Так, если силу применяют, руководствуясь инстинктами, по незнанию, то в данном случае насилие – Зло, но греха в нём нет. Конечно, если бы Господь создал человека одновременно и с животными потребностями Тела, и с высокоорганизованным Разумом, и с высоконравственной Душой, – тогда бы вина полностью лежала на нём. И только в этом случае.
Но жизнь устроена таким образом, что «правильным» не стать при рождении.
Не помогают избежать собственных ошибок ни чужой опыт, ни советы, ни чтение умных книжек, ни магические заклинания, ни пряник, ни кнут. Человек обречён сначала совершать поступки, и только потом, когда уже поздно, оценивать их.
Следовательно, грехом является только осознанное совершение греха.
Кому служить: Богу или Дьяволу?
Для каждого человека наступает Момент Истины, и ответ на этот вопрос он вынужден дать прямо, осмысленно…

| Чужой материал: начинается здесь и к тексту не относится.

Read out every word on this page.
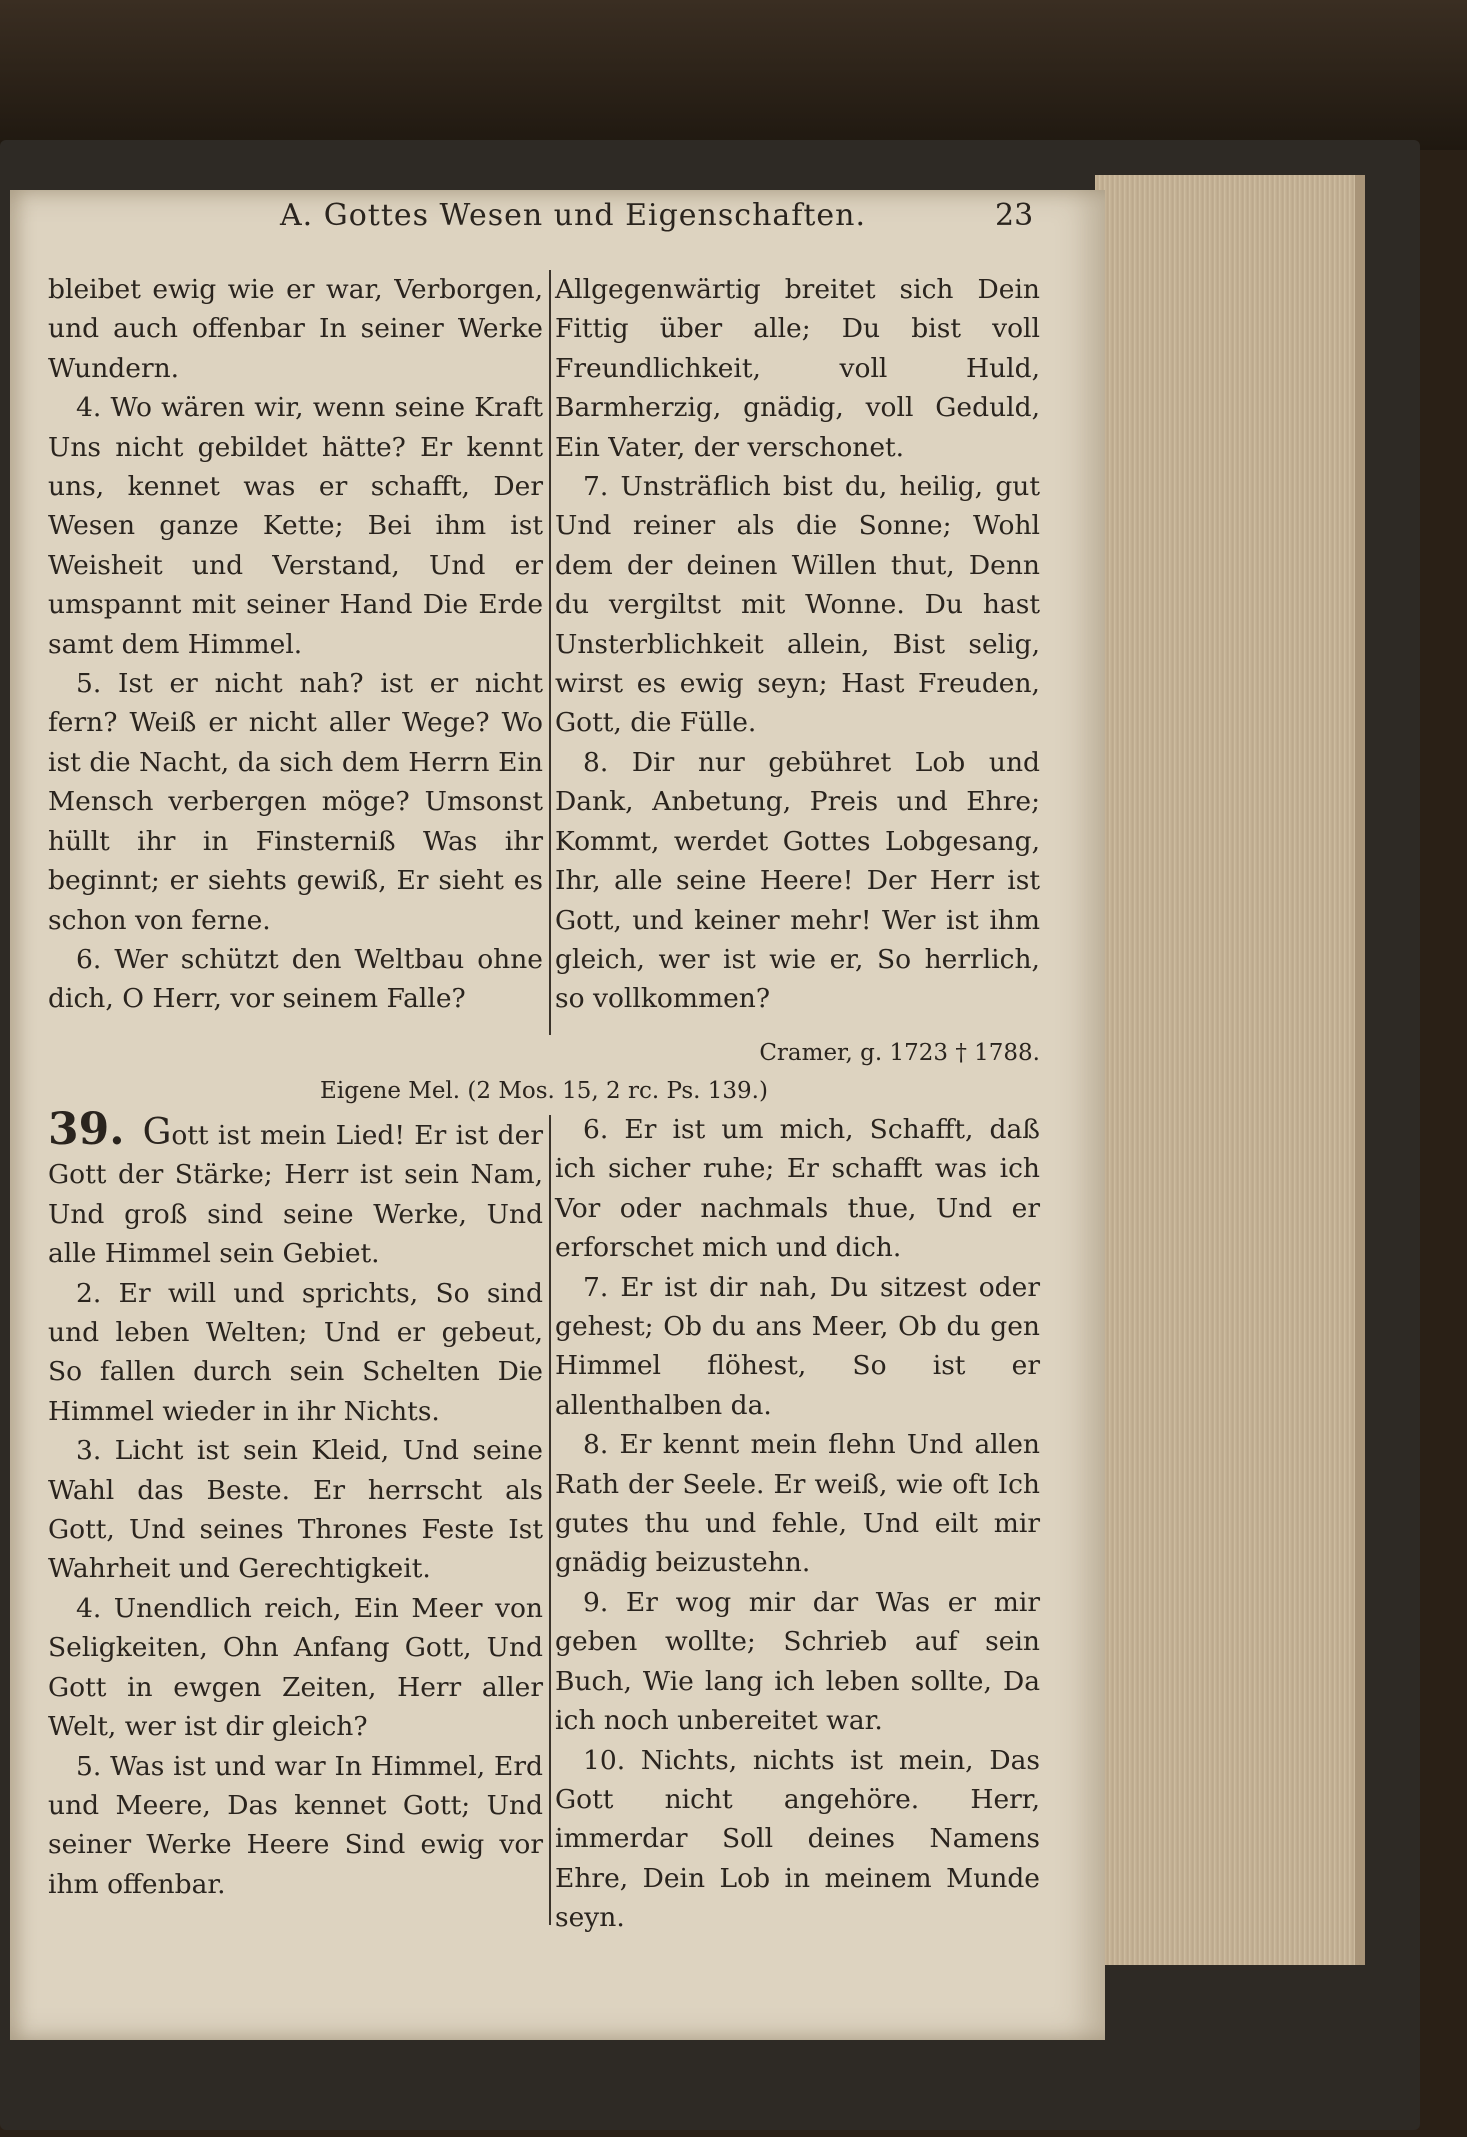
A. Gottes Wesen und Eigenschaften.	23

bleibet ewig wie er war, Verborgen, und auch offenbar In seiner Werke Wundern.

4. Wo wären wir, wenn seine Kraft Uns nicht gebildet hätte? Er kennt uns, kennet was er schafft, Der Wesen ganze Kette; Bei ihm ist Weisheit und Verstand, Und er umspannt mit seiner Hand Die Erde samt dem Himmel.

5. Ist er nicht nah? ist er nicht fern? Weiß er nicht aller Wege? Wo ist die Nacht, da sich dem Herrn Ein Mensch verbergen möge? Umsonst hüllt ihr in Finsterniß Was ihr beginnt; er siehts gewiß, Er sieht es schon von ferne.

6. Wer schützt den Weltbau ohne dich, O Herr, vor seinem Falle?

Allgegenwärtig breitet sich Dein Fittig über alle; Du bist voll Freundlichkeit, voll Huld, Barmherzig, gnädig, voll Geduld, Ein Vater, der verschonet.

7. Unsträflich bist du, heilig, gut Und reiner als die Sonne; Wohl dem der deinen Willen thut, Denn du vergiltst mit Wonne. Du hast Unsterblichkeit allein, Bist selig, wirst es ewig seyn; Hast Freuden, Gott, die Fülle.

8. Dir nur gebühret Lob und Dank, Anbetung, Preis und Ehre; Kommt, werdet Gottes Lobgesang, Ihr, alle seine Heere! Der Herr ist Gott, und keiner mehr! Wer ist ihm gleich, wer ist wie er, So herrlich, so vollkommen?

Cramer, g. 1723 † 1788.
Eigene Mel. (2 Mos. 15, 2 rc. Ps. 139.)

39. Gott ist mein Lied! Er ist der Gott der Stärke; Herr ist sein Nam, Und groß sind seine Werke, Und alle Himmel sein Gebiet.

2. Er will und sprichts, So sind und leben Welten; Und er gebeut, So fallen durch sein Schelten Die Himmel wieder in ihr Nichts.

3. Licht ist sein Kleid, Und seine Wahl das Beste. Er herrscht als Gott, Und seines Thrones Feste Ist Wahrheit und Gerechtigkeit.

4. Unendlich reich, Ein Meer von Seligkeiten, Ohn Anfang Gott, Und Gott in ewgen Zeiten, Herr aller Welt, wer ist dir gleich?

5. Was ist und war In Himmel, Erd und Meere, Das kennet Gott; Und seiner Werke Heere Sind ewig vor ihm offenbar.

6. Er ist um mich, Schafft, daß ich sicher ruhe; Er schafft was ich Vor oder nachmals thue, Und er erforschet mich und dich.

7. Er ist dir nah, Du sitzest oder gehest; Ob du ans Meer, Ob du gen Himmel flöhest, So ist er allenthalben da.

8. Er kennt mein flehn Und allen Rath der Seele. Er weiß, wie oft Ich gutes thu und fehle, Und eilt mir gnädig beizustehn.

9. Er wog mir dar Was er mir geben wollte; Schrieb auf sein Buch, Wie lang ich leben sollte, Da ich noch unbereitet war.

10. Nichts, nichts ist mein, Das Gott nicht angehöre. Herr, immerdar Soll deines Namens Ehre, Dein Lob in meinem Munde seyn.
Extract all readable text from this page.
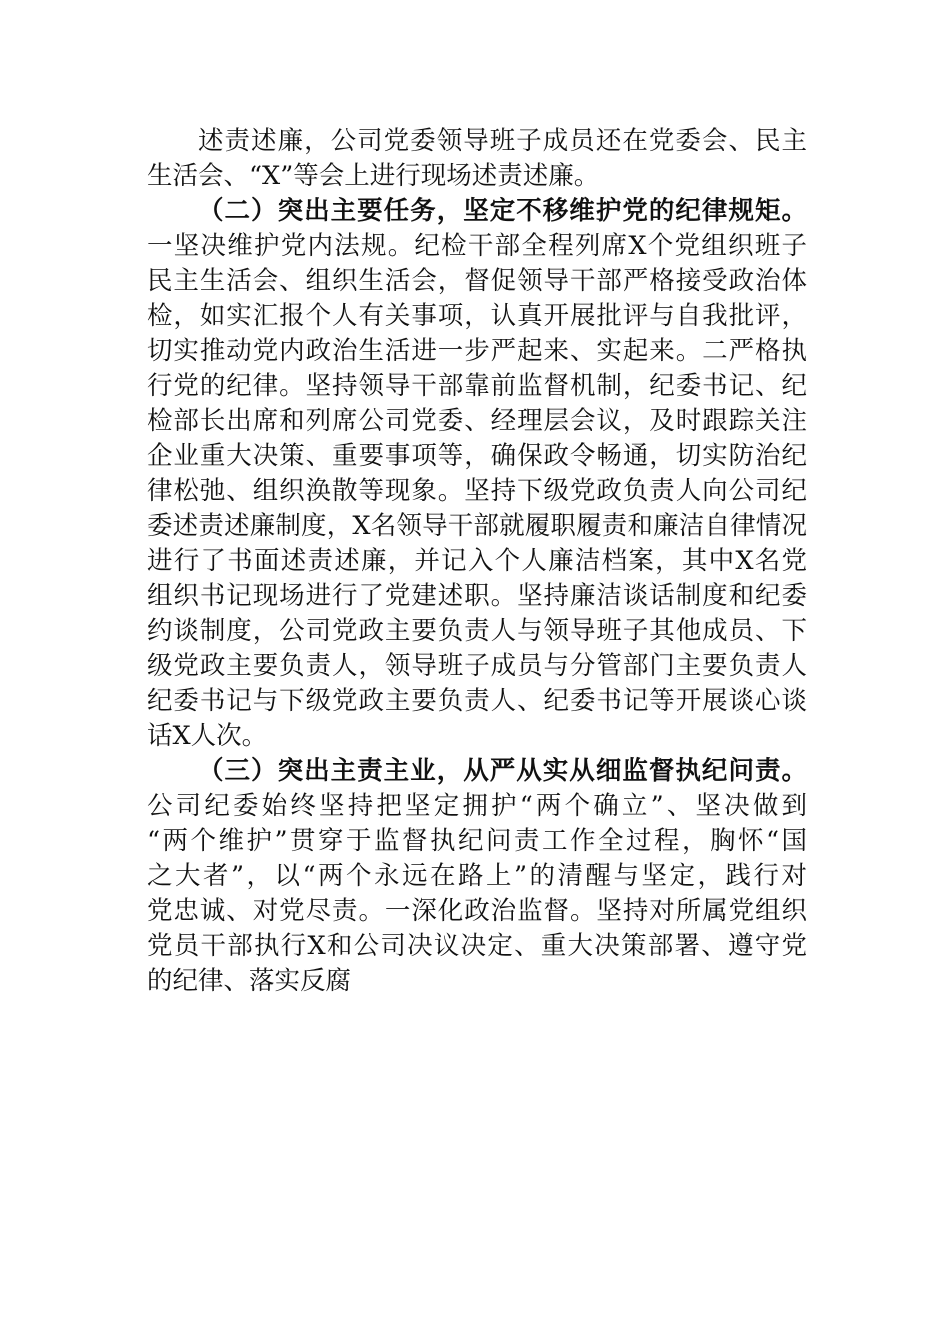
述责述廉，公司党委领导班子成员还在党委会、民主
生活会、“X”等会上进行现场述责述廉。
（二）突出主要任务，坚定不移维护党的纪律规矩。
一坚决维护党内法规。纪检干部全程列席X个党组织班子
民主生活会、组织生活会，督促领导干部严格接受政治体
检，如实汇报个人有关事项，认真开展批评与自我批评，
切实推动党内政治生活进一步严起来、实起来。二严格执
行党的纪律。坚持领导干部靠前监督机制，纪委书记、纪
检部长出席和列席公司党委、经理层会议，及时跟踪关注
企业重大决策、重要事项等，确保政令畅通，切实防治纪
律松弛、组织涣散等现象。坚持下级党政负责人向公司纪
委述责述廉制度，X名领导干部就履职履责和廉洁自律情况
进行了书面述责述廉，并记入个人廉洁档案，其中X名党
组织书记现场进行了党建述职。坚持廉洁谈话制度和纪委
约谈制度，公司党政主要负责人与领导班子其他成员、下
级党政主要负责人，领导班子成员与分管部门主要负责人
纪委书记与下级党政主要负责人、纪委书记等开展谈心谈
话X人次。
（三）突出主责主业，从严从实从细监督执纪问责。
公司纪委始终坚持把坚定拥护“两个确立”、坚决做到
“两个维护”贯穿于监督执纪问责工作全过程，胸怀“国
之大者”，以“两个永远在路上”的清醒与坚定，践行对
党忠诚、对党尽责。一深化政治监督。坚持对所属党组织
党员干部执行X和公司决议决定、重大决策部署、遵守党
的纪律、落实反腐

По моему твёрдому убеждению, Бог создал Мир гармоничным.
В нём нет места хаосу. Зло и Добро. Они, как требовательный отец и заботливая мать, помогают человеку познать Истину и обрести Свободу.
Дьяволу часто служат под угрозой расправы. Господь же нуждается в свободном выборе человека. Фаина Раневская считала: «Есть люди, в которых живёт Бог. Есть люди, в которых живёт Дьявол. А есть люди, в которых живут только глисты».
Теперь я хорошо знаю, что право выбора остаётся за тобой.
Часто используют принуждение в целях обороны. Например, когда дело дошло до Отечественной войны, тут без насилия обойтись невозможно. Милосердием не превратишь врага в друга, а только увеличишь его притязания.
Есть и ещё одна грань человеческих отношений, где одними «пряниками» не обойтись. Это воспитание собственных детей.
Твой сын.
Его никто не заставлял делать уроки. И он в итоге принимал решение сам. Ты не нашёл ничего умнее, как переложить отношение Бога к людям на тему педагогики при воспитании собственного ребёнка.
Не хочет заниматься уроками – его право.
Но, изволь, при получении низких результатов – в угол.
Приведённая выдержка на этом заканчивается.